Don’t make central banking interesting

Don’t make central banking interesting

Don’t make central banking interesting There wasn’t much new about the Central Bank of Turkey’s rate-setting decision last week other than the revelation that “additional monetary tightening may be implemented more frequently in the forthcoming period.”

In plain-speak, this means that the Central Bank will revert more to exceptional days, when it didn’t fund markets at the one-week repo rate, which is officially still the policy rate. In a sense, exceptional days are turning out to be unexceptional.

While the Bank says it “will not allow temporary factors to have an adverse impact on the inflation outlook,” market participants believe that it is responding to the excessive depreciation of the Turkish Lira, which I have elaborated upon in my blog. On the other hand, guest blogger Ali G (not the rapper) argues that the Central Bank is merely reacting to the lira’s extreme volatility compared to its peers.

Don’t make central banking interesting

But whatever the Central Bank’s motivations are, it is clear that the one-week repo, which has for some time been the interest rate formerly known as the policy rate, similar to the artist Prince, has replaced the average funding rate of the Bank’s various lending facilities. Since the rate-setting Monetary Policy Committee (MPC) meets once a month, this brings to mind the question of exactly who decides this funding rate, which can be changed any day.

Luckily, Ankara-based investigative journalist Emin Çölaşan has come to the rescue: He has this “tiny bird” that, by virtue of being able to glide in anywhere, always brings him the inside scoop on the latest developments. He let me borrow his birdie, which I duly sent out to the Central Bank HQ in Ulus.

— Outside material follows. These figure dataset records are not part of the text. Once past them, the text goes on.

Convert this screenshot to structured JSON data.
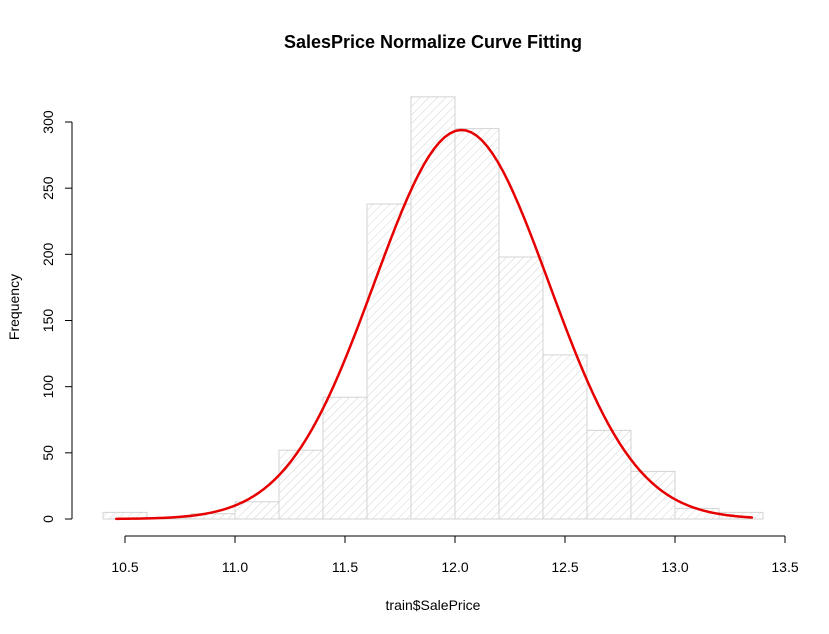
{
  "chart_data": {
    "type": "bar",
    "title": "SalesPrice Normalize Curve Fitting",
    "xlabel": "train$SalePrice",
    "ylabel": "Frequency",
    "xlim": [
      10.4,
      13.5
    ],
    "ylim": [
      0,
      320
    ],
    "xticks": [
      10.5,
      11.0,
      11.5,
      12.0,
      12.5,
      13.0,
      13.5
    ],
    "xtick_labels": [
      "10.5",
      "11.0",
      "11.5",
      "12.0",
      "12.5",
      "13.0",
      "13.5"
    ],
    "yticks": [
      0,
      50,
      100,
      150,
      200,
      250,
      300
    ],
    "ytick_labels": [
      "0",
      "50",
      "100",
      "150",
      "200",
      "250",
      "300"
    ],
    "grid": false,
    "bins": [
      {
        "start": 10.4,
        "end": 10.6,
        "count": 5
      },
      {
        "start": 10.6,
        "end": 10.8,
        "count": 1
      },
      {
        "start": 10.8,
        "end": 11.0,
        "count": 4
      },
      {
        "start": 11.0,
        "end": 11.2,
        "count": 13
      },
      {
        "start": 11.2,
        "end": 11.4,
        "count": 52
      },
      {
        "start": 11.4,
        "end": 11.6,
        "count": 92
      },
      {
        "start": 11.6,
        "end": 11.8,
        "count": 238
      },
      {
        "start": 11.8,
        "end": 12.0,
        "count": 319
      },
      {
        "start": 12.0,
        "end": 12.2,
        "count": 295
      },
      {
        "start": 12.2,
        "end": 12.4,
        "count": 198
      },
      {
        "start": 12.4,
        "end": 12.6,
        "count": 124
      },
      {
        "start": 12.6,
        "end": 12.8,
        "count": 67
      },
      {
        "start": 12.8,
        "end": 13.0,
        "count": 36
      },
      {
        "start": 13.0,
        "end": 13.2,
        "count": 8
      },
      {
        "start": 13.2,
        "end": 13.4,
        "count": 5
      }
    ],
    "curve": {
      "mean": 12.03,
      "sd": 0.397,
      "peak": 294,
      "x_range": [
        10.46,
        13.35
      ]
    },
    "colors": {
      "bar_fill": "#ffffff",
      "bar_border": "#d3d3d3",
      "hatch": "#d3d3d3",
      "curve": "#e60000",
      "axis": "#000000"
    }
  }
}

When I didn’t hear from the bird for a few days, I started worrying that Governor Erdem Başçı’s tomcat, Bagehot, had gotten her. But she did eventually return, and she told me that it is the Governor himself, after consulting with markets and banking departments, as well as with the chief economist, who makes the decision.

I have no objection to that, as I have full confidence in the more-than-able Governor. Besides, the birdie, after sneaking into the latest MPC, also told me that he, along with two of the deputy governors, sets the agenda there as well. However, I cannot help but wonder whether this arrangement violates Article 22 of the Central Bank Law, which dictates that monetary policy should be set by the MPC.

In any case, hailing from a country where a president once said that it would be no big deal if the Constitution were violated just once, I am not too worried about such minor “bending” of the law. But I am genuinely concerned about the possibility of some more radical changes to the Central Bank’s policy.

Don’t make central banking interesting

One of these is the suggestion that the Bank should formally give up inflation targeting. Supporters of this view seem to have forgotten that inflation targeting has brought us stability, allowing us to leave behind the era of three-digit inflation. Besides, as monetary economist Michael Woodford demonstrates in a recent paper, inflation targeting is perfectly compatible with maintaining financial stability.

Central banking is designed to be a dull profession, and central bankers boring people, for a reason. Attempts to make it more interesting and exciting are bound to end in tears.